3 Smart things to know before Co-Signing a Loan - Home Credit India

3 Smart things to know before Co-Signing a Loan

Learn About Co-Signing a Loan

When an instant loan is applied for both the co-signer and co-borrower are equally responsible for the loan taken. Why is it so?  If the borrower fails to make a repayment, the co-signer will be held responsible for payouts.

3 Smart Things to know before Cosigning a loan

Let’s center our focus towards the 3 smart things to know before cosigning a loan:

  1. A co-signer should be fully sure to own loan responsibility, in case of defaults. This must be free of any unnecessary commitment to be a co-borrower. The co-signer will only pay up in the event of a default, not otherwise. So, it’s important to base the co-signing arrangement on trust & transparency that the borrower will pay when required.
  2. A co-borrower is reckoned as the co-owner & share the loan proceeds along with the undertaking to pay the due EMIs. Also, realize the benefit of tax deductions, if any applicable. Since, both the co-signer and co-borrower are responsible for the loan. So, if the borrower cannot afford to repay on time, the co-signer will have to assume the load.
  3. A co-signer is obliged to take complete risk of the loan without enjoying any benefits of ownership or right to assets. A small default will also show up on the co-signer’s CIBIL credit report or score. A co-signer cannot attempt to get its name struck off from the loan when it is still falling due.

When does the idea of Cosigning sound logical?

Undoubtedly, cosigning a loan can be tricky, but it can turn out fruitful if done carefully. Cosigning only benefits when it’s among close family & friends. Typically, parents sign up as co-signers for their children when they want to apply for an education loan else Personal loan. Or it could be between married couples who make a property investment together & also share the payments.

Cosigning as a proposition is logical if someone’s trying to stand up on their own. Maybe someone who’s unemployed but requires a car to go around for interviewers and all. So here a cosigner will work brilliantly well. This could end him up with a secure job soon & make monthly repayments.

The concept of cosigners is generally based on ad-hoc situations. They do not have to make repayments for the loan taken, instead can choose to pay a part of the loan if the debtor allows.

What are the Possible alternatives to Cosigning?

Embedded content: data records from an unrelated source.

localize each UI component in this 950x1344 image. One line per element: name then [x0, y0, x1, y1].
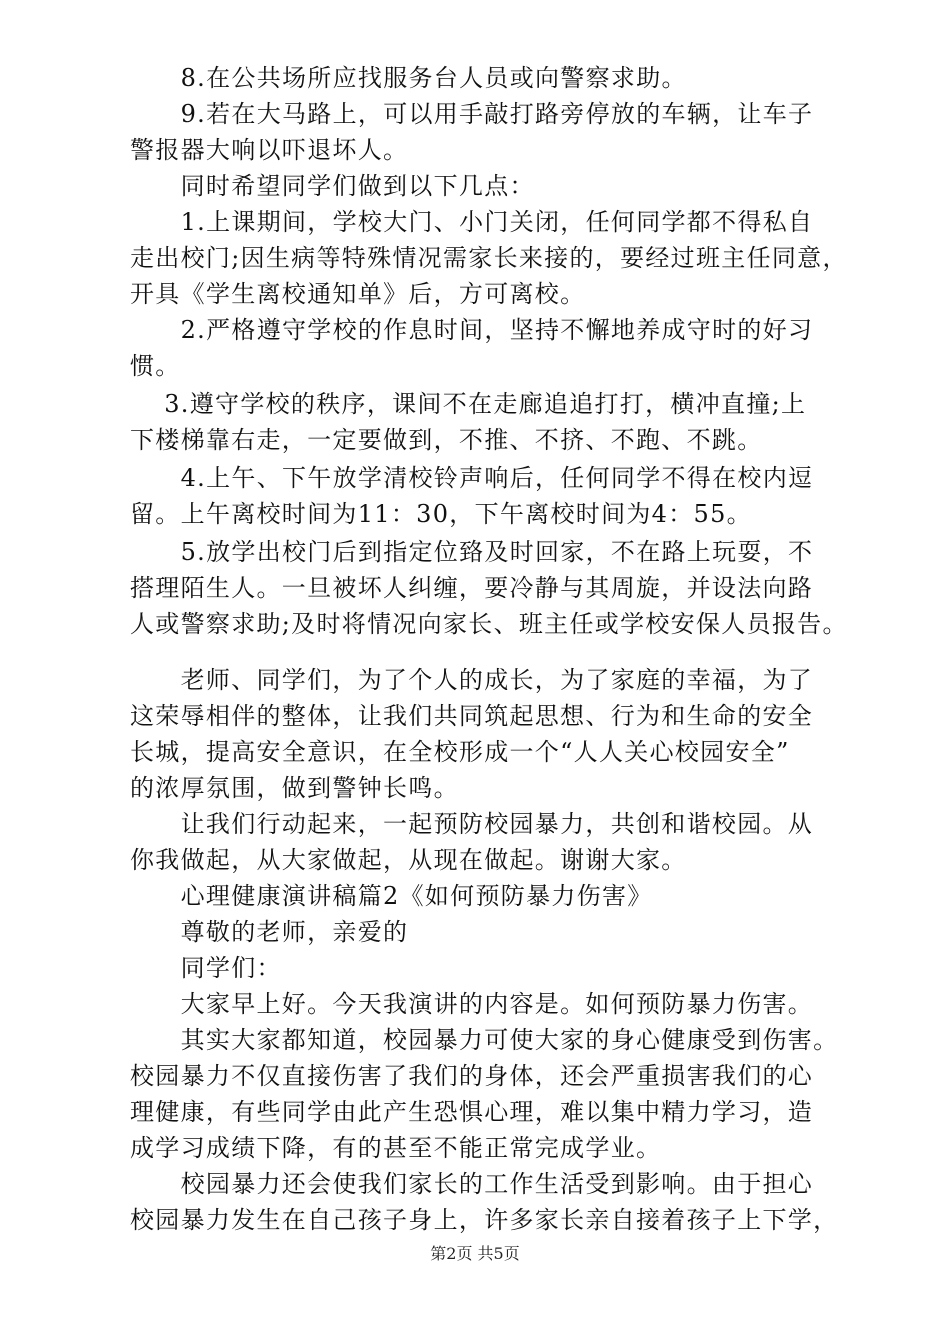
body-text-line: 同学们： — [130, 954, 282, 982]
section-heading: 心理健康演讲稿篇2《如何预防暴力伤害》 — [130, 882, 653, 910]
body-text-line: 5.放学出校门后到指定位臵及时回家，不在路上玩耍，不 — [130, 538, 814, 566]
body-text-line: 下楼梯靠右走，一定要做到，不推、不挤、不跑、不跳。 — [130, 426, 763, 454]
body-text-line: 让我们行动起来，一起预防校园暴力，共创和谐校园。从 — [130, 810, 814, 838]
body-text-line: 走出校门;因生病等特殊情况需家长来接的，要经过班主任同意， — [130, 244, 848, 272]
body-text-line: 搭理陌生人。一旦被坏人纠缠，要冷静与其周旋，并设法向路 — [130, 574, 814, 602]
body-text-line: 校园暴力不仅直接伤害了我们的身体，还会严重损害我们的心 — [130, 1062, 814, 1090]
body-text-line: 校园暴力发生在自己孩子身上，许多家长亲自接着孩子上下学， — [130, 1206, 839, 1234]
body-text-line: 的浓厚氛围，做到警钟长鸣。 — [130, 774, 459, 802]
body-text-line: 惯。 — [130, 352, 181, 380]
body-text-line: 理健康，有些同学由此产生恐惧心理，难以集中精力学习，造 — [130, 1098, 814, 1126]
body-text-line: 8.在公共场所应找服务台人员或向警察求助。 — [130, 64, 687, 92]
body-text-line: 警报器大响以吓退坏人。 — [130, 136, 409, 164]
body-text-line: 留。上午离校时间为11：30，下午离校时间为4：55。 — [130, 500, 752, 528]
body-text-line: 开具《学生离校通知单》后，方可离校。 — [130, 280, 586, 308]
body-text-line: 2.严格遵守学校的作息时间，坚持不懈地养成守时的好习 — [130, 316, 814, 344]
body-text-line: 你我做起，从大家做起，从现在做起。谢谢大家。 — [130, 846, 687, 874]
body-text-line: 9.若在大马路上，可以用手敲打路旁停放的车辆，让车子 — [130, 100, 814, 128]
body-text-line: 成学习成绩下降，有的甚至不能正常完成学业。 — [130, 1134, 662, 1162]
body-text-line: 长城，提高安全意识，在全校形成一个“人人关心校园安全” — [130, 738, 790, 766]
body-text-line: 这荣辱相伴的整体，让我们共同筑起思想、行为和生命的安全 — [130, 702, 814, 730]
body-text-line: 其实大家都知道，校园暴力可使大家的身心健康受到伤害。 — [130, 1026, 839, 1054]
body-text-line: 人或警察求助;及时将情况向家长、班主任或学校安保人员报告。 — [130, 610, 848, 638]
body-text-line: 尊敬的老师，亲爱的 — [130, 918, 409, 946]
body-text-line: 同时希望同学们做到以下几点： — [130, 172, 535, 200]
body-text-line: 老师、同学们，为了个人的成长，为了家庭的幸福，为了 — [130, 666, 814, 694]
body-text-line: 校园暴力还会使我们家长的工作生活受到影响。由于担心 — [130, 1170, 814, 1198]
body-text-line: 3.遵守学校的秩序，课间不在走廊追追打打，横冲直撞;上 — [130, 390, 807, 418]
body-text-line: 大家早上好。今天我演讲的内容是。如何预防暴力伤害。 — [130, 990, 814, 1018]
body-text-line: 1.上课期间，学校大门、小门关闭，任何同学都不得私自 — [130, 208, 814, 236]
page-number-footer: 第2页 共5页 — [430, 1244, 520, 1263]
body-text-line: 4.上午、下午放学清校铃声响后，任何同学不得在校内逗 — [130, 464, 814, 492]
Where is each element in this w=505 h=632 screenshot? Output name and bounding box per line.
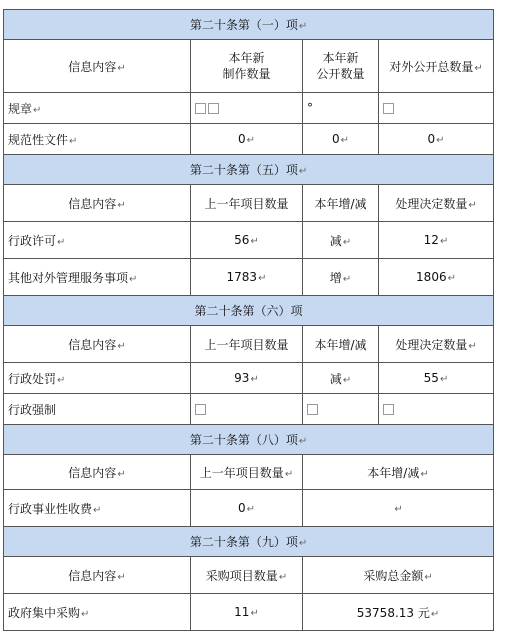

If you fail to find a cosigner or are cognizant of the risks of having a co-signer, then the below highlighted alternatives can be considered to get money:

  1. Pep-up your down payment: If you need financial assistance and cannot find a co-signer then its best spare a little more as down payment on your loan. This will help you to reduce your monthly payments & make a hefty initial investment. This will substantially help your monthly budget.
  2. Improve your credit: It’s mostly the poor credit score of an individual, which leads to all the struggle. Start by building your credit score to a point where lenders will happily provide loans. You can build your credit score by making timely bill payments, credit card debts, etc.
  3. Support with collateral: You may offer to provide collateral in exchange of your loan. If this arrangement suits you okay, then think of your car or home as the collateral. And just understand that if you miss to pay back your loan amount, then you will end up losing your collateral security.